Korean traditional real landscape paintings depict actual scenery, but it aspires to something beyond what we see. My paintings are the same fundamentally ― they are much rooted in reality, but expand the idea of it.
– Yoo Geun-Taek
Yoo Geun-Taek layers historical Korean art practices into his surreal landscapes and interior scenes. Traditional approaches – like his use of hanji (mulberry paper), oyster shell powder, and broken ink and ink infusion techniques – build depth and texture within the pieces, giving each scene an experimental feel that complicates his subject matter. For his Fountain series, geysers of water are the focal point for the scene and a chance for Yoo to highlight the texture of the hanji’s surface.
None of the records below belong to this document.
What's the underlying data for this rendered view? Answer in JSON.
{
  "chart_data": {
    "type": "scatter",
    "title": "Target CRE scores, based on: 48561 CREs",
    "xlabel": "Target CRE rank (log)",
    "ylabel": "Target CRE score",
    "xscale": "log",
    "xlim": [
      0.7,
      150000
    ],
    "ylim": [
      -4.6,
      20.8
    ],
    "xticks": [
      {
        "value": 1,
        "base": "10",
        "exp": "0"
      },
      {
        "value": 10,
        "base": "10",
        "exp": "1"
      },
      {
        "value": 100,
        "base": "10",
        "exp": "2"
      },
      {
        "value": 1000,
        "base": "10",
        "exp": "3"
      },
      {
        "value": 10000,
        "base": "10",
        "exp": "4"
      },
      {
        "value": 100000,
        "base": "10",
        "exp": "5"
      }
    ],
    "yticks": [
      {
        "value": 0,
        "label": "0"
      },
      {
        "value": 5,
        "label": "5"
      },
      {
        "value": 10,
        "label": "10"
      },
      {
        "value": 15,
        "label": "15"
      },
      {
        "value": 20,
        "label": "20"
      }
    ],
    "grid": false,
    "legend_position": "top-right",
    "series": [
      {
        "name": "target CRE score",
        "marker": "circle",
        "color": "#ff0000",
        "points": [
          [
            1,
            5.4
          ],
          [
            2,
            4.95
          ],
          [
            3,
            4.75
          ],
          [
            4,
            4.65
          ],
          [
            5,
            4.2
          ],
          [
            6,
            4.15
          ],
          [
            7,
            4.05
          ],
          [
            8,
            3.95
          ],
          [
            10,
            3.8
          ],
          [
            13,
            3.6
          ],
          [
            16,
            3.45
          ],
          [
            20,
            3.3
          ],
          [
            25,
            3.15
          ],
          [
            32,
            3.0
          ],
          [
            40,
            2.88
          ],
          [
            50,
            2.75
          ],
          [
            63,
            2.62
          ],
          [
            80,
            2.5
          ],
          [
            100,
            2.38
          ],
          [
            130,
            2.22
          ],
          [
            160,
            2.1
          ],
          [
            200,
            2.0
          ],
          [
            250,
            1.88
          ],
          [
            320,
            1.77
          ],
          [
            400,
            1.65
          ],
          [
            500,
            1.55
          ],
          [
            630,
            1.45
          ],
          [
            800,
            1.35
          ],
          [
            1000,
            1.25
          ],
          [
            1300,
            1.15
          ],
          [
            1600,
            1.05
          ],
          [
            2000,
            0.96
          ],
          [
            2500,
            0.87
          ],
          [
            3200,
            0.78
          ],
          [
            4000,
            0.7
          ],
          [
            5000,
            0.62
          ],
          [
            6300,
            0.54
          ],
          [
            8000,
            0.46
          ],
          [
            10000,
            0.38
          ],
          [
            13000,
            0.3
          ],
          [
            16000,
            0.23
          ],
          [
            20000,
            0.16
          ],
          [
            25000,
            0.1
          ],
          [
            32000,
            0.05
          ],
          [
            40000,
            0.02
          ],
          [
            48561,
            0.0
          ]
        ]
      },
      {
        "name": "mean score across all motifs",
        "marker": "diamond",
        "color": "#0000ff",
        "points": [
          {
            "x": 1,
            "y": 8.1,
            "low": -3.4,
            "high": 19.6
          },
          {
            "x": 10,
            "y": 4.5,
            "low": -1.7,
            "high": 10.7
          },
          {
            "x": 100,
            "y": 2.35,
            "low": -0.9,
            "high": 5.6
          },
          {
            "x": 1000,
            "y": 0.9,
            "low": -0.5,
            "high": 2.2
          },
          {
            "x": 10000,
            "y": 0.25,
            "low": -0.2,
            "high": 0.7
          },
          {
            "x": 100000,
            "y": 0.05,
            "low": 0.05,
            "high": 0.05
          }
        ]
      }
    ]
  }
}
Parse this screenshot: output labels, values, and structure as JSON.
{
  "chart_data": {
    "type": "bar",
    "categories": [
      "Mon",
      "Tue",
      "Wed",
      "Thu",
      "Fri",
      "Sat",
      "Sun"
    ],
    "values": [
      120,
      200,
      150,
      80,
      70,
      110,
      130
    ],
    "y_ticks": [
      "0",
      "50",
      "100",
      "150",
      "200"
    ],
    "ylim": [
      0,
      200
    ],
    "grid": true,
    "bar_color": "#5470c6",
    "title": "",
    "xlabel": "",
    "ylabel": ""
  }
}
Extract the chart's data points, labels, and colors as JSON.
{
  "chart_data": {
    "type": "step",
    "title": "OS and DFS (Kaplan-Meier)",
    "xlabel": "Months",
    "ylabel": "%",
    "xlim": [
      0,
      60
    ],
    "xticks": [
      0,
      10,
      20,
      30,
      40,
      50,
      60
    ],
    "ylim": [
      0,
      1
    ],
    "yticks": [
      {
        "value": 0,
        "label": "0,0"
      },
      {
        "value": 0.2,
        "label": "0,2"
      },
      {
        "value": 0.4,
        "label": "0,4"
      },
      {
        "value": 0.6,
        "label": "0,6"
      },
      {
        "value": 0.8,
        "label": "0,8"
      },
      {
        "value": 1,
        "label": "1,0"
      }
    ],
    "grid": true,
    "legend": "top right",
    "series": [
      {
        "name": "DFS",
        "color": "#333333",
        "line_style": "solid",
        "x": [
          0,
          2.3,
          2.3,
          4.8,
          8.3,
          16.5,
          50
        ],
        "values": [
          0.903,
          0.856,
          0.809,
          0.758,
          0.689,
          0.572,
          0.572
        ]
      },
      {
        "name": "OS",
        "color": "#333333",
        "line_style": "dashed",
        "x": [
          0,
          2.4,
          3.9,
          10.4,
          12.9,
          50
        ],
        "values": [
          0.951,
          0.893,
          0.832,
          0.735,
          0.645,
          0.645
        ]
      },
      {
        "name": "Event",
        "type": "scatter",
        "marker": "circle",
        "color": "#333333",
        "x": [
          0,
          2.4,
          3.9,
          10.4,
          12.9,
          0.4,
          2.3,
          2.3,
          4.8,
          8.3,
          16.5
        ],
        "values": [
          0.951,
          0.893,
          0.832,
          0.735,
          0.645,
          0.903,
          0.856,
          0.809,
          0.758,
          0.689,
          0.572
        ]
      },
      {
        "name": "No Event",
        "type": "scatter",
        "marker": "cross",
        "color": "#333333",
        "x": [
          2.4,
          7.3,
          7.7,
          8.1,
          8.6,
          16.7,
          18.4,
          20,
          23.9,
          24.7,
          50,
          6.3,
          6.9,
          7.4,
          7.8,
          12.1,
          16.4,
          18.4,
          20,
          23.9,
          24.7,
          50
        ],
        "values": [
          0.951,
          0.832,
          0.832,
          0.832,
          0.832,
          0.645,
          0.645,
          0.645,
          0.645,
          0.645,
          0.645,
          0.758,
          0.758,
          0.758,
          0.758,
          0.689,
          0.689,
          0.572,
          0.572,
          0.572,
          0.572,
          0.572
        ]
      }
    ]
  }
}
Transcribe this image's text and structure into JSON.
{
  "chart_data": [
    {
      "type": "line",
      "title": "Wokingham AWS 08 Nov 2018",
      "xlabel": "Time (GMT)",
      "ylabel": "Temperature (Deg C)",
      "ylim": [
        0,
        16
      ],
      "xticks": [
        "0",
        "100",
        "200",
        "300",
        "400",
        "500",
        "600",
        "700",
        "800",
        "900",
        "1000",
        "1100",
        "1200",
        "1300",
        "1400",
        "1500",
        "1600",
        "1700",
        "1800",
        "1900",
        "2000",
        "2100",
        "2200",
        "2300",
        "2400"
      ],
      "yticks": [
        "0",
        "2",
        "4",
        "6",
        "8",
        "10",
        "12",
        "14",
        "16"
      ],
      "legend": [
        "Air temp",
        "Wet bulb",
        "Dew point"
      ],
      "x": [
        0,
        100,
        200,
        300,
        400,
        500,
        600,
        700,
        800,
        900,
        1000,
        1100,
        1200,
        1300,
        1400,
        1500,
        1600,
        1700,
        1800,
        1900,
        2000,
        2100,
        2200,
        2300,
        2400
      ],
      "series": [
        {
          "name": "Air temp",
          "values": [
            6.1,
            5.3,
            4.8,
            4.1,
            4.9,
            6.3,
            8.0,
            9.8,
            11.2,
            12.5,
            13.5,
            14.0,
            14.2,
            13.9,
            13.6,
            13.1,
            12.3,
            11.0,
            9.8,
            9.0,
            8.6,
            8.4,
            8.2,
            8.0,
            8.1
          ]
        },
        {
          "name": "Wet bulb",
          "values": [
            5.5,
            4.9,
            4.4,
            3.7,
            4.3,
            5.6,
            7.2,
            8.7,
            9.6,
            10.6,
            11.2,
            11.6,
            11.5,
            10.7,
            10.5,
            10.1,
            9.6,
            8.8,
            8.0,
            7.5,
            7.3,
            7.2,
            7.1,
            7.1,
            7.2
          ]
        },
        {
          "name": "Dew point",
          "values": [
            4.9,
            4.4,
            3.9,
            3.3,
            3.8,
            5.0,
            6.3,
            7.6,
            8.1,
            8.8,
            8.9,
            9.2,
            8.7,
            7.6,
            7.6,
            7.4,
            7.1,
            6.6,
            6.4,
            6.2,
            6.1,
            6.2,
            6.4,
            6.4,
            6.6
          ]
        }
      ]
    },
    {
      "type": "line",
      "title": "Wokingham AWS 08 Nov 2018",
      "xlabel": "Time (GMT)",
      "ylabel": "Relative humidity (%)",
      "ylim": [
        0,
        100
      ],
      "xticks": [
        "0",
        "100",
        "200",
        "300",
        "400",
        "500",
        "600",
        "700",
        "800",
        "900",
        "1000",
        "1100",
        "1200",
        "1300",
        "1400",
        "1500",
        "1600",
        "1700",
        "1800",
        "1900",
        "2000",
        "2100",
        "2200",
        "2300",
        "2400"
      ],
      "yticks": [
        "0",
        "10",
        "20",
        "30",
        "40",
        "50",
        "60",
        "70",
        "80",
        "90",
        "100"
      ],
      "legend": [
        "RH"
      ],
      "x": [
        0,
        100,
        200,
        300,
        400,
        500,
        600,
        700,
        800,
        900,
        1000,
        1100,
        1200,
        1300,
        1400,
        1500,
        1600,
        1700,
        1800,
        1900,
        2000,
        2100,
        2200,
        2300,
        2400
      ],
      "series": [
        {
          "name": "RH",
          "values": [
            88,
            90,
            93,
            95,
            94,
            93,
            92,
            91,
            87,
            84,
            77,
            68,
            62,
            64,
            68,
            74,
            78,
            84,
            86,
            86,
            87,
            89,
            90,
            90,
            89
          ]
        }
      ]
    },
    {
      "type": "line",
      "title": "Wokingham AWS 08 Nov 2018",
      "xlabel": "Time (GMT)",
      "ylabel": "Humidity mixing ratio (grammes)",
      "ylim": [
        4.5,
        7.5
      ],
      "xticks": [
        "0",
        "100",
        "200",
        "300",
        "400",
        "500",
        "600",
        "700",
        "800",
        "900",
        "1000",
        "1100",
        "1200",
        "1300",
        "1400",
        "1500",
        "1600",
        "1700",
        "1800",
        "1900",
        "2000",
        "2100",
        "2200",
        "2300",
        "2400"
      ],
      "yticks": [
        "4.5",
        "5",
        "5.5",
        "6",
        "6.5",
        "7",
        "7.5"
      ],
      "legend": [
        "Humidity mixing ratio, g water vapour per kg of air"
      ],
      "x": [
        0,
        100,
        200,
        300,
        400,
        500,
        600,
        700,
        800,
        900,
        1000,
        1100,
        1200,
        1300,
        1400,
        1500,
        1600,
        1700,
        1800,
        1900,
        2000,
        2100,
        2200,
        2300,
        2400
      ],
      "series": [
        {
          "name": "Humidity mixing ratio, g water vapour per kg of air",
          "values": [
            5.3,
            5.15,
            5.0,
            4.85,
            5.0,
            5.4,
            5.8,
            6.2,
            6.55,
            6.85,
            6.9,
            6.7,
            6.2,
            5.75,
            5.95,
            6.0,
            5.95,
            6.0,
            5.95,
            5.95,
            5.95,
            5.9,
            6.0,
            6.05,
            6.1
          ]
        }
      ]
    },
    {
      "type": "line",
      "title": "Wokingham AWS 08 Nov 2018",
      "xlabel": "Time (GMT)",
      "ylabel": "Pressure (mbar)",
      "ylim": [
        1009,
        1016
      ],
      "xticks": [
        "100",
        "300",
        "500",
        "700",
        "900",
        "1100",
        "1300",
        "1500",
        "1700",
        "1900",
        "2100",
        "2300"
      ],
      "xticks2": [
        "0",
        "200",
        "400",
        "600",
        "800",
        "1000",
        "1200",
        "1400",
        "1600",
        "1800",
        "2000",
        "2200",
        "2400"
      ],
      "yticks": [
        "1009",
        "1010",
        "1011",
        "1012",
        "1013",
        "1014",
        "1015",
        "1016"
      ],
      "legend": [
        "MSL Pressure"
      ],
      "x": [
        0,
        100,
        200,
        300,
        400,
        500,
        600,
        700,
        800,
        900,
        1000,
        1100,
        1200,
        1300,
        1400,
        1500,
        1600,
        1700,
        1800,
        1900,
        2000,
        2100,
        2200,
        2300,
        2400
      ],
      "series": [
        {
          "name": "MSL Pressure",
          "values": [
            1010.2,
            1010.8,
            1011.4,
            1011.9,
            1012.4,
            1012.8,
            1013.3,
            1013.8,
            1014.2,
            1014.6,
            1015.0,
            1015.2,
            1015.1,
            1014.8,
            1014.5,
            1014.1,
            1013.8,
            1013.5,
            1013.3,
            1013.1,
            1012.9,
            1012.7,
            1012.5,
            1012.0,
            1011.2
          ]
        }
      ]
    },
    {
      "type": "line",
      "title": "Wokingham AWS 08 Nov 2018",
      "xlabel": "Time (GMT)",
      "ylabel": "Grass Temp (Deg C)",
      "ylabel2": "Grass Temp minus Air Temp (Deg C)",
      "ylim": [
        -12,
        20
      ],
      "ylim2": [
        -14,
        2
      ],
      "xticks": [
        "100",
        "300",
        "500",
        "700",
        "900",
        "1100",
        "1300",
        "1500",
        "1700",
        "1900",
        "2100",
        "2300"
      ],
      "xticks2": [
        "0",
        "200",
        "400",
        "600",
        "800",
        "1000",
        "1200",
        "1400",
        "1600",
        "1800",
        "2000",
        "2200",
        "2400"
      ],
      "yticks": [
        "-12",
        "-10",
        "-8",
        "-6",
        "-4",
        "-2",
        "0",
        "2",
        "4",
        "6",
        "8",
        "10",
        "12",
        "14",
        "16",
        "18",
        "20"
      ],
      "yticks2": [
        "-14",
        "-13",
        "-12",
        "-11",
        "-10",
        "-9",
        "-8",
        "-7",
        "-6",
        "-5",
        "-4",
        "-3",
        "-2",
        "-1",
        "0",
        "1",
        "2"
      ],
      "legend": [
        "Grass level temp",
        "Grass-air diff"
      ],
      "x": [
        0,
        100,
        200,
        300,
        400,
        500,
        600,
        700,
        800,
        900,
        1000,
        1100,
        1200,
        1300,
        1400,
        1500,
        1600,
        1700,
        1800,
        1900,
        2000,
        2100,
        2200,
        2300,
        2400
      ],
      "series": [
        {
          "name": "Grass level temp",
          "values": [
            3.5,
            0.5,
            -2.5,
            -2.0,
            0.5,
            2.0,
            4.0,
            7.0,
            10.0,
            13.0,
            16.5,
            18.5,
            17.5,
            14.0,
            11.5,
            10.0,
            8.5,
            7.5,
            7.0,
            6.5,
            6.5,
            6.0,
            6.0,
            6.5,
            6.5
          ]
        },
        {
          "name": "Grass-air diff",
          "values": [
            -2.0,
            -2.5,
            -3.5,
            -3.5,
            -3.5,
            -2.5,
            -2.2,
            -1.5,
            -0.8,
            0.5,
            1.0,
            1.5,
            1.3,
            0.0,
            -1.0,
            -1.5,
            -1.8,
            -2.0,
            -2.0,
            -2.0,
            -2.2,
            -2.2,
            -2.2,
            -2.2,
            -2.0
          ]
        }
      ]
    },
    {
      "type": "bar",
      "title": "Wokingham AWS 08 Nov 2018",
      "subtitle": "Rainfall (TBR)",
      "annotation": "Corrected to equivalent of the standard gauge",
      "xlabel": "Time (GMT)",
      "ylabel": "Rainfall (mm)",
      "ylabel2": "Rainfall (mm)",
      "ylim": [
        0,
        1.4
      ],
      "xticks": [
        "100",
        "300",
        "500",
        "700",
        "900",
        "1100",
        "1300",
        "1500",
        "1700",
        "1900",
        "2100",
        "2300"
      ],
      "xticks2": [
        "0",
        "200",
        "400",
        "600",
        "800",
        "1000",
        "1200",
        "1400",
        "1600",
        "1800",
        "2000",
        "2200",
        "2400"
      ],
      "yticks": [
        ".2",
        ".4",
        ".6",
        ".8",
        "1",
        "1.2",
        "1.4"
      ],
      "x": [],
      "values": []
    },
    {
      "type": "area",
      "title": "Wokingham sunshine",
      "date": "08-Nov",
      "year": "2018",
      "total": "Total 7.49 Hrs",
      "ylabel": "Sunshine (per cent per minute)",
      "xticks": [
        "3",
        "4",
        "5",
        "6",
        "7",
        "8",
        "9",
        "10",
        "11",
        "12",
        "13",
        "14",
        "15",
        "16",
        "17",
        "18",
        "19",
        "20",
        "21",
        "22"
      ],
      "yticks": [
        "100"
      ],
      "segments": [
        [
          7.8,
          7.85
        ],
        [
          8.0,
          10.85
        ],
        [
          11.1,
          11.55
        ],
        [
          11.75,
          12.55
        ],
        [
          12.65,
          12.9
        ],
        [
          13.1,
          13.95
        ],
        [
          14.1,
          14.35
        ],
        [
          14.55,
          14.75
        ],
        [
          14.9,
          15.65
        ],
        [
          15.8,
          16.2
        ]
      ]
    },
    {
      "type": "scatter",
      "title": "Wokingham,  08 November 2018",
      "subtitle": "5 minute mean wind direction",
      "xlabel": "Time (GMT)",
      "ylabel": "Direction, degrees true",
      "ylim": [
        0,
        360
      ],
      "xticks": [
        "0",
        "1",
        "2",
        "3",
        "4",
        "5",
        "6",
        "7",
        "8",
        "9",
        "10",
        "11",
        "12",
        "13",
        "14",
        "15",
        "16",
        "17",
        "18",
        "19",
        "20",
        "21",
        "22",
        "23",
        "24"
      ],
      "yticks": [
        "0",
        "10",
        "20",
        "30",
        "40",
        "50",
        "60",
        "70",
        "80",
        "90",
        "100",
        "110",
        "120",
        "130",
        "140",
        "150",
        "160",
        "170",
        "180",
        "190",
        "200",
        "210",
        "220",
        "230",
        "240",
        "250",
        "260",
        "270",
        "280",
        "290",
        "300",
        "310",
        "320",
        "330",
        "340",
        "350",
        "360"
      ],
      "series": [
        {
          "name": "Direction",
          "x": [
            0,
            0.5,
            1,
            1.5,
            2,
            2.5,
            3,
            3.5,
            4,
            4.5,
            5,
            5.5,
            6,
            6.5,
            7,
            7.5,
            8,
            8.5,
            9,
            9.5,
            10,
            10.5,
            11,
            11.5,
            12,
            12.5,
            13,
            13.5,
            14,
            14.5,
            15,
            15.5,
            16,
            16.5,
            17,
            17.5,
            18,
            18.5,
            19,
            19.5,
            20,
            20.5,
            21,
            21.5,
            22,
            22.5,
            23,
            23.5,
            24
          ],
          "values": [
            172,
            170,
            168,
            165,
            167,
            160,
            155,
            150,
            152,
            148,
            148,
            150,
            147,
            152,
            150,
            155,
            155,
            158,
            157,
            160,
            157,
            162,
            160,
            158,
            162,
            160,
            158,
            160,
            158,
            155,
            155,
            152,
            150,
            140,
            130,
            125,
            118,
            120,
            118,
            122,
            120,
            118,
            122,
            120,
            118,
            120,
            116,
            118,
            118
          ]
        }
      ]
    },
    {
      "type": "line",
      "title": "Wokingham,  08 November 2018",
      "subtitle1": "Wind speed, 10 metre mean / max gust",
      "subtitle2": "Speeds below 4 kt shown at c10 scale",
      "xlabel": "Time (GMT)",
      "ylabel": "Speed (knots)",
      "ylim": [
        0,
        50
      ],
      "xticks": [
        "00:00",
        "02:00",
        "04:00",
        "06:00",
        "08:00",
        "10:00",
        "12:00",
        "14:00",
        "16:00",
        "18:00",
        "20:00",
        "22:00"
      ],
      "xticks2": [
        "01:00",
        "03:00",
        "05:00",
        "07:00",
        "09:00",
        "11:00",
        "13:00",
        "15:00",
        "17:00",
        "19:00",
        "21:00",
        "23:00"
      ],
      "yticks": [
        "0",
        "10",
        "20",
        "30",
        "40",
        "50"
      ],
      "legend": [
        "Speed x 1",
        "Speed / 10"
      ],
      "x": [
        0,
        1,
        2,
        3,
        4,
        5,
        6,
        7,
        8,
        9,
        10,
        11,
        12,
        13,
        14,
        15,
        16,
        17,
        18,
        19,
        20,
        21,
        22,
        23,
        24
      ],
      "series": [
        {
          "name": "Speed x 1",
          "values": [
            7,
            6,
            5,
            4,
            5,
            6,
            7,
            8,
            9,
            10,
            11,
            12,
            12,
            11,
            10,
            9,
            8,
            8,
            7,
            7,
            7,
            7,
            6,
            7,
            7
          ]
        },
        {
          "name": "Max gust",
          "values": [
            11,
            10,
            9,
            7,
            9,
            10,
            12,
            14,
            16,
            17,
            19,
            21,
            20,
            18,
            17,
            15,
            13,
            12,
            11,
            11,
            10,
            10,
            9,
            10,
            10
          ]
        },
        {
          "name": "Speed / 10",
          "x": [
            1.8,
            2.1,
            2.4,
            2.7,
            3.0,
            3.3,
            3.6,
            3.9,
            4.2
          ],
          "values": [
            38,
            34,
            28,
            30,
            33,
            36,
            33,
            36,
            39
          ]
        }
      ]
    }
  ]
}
In this work from 2021, three jets of water flood a cramped interior, framing the small window onto the city outside. Ink, gouache, and paper become inseparable as each brushstroke seems embedded into the fibers, giving the muted color palette complexity and richness. Since the 1990s, Yoo has painted heightened representations of everyday life. His work can be found in many public and private collections, including the National Museum of Modern and Contemporary Art Korea, Seoul; the Seoul Olympic Museum of Art; Jeju Museum of Art, Jeju City; Chengdu Contemporary Art Museum, Chengdu; Busan Museum of Art, Busan; and Leeum Museum of Art, Seoul, among others.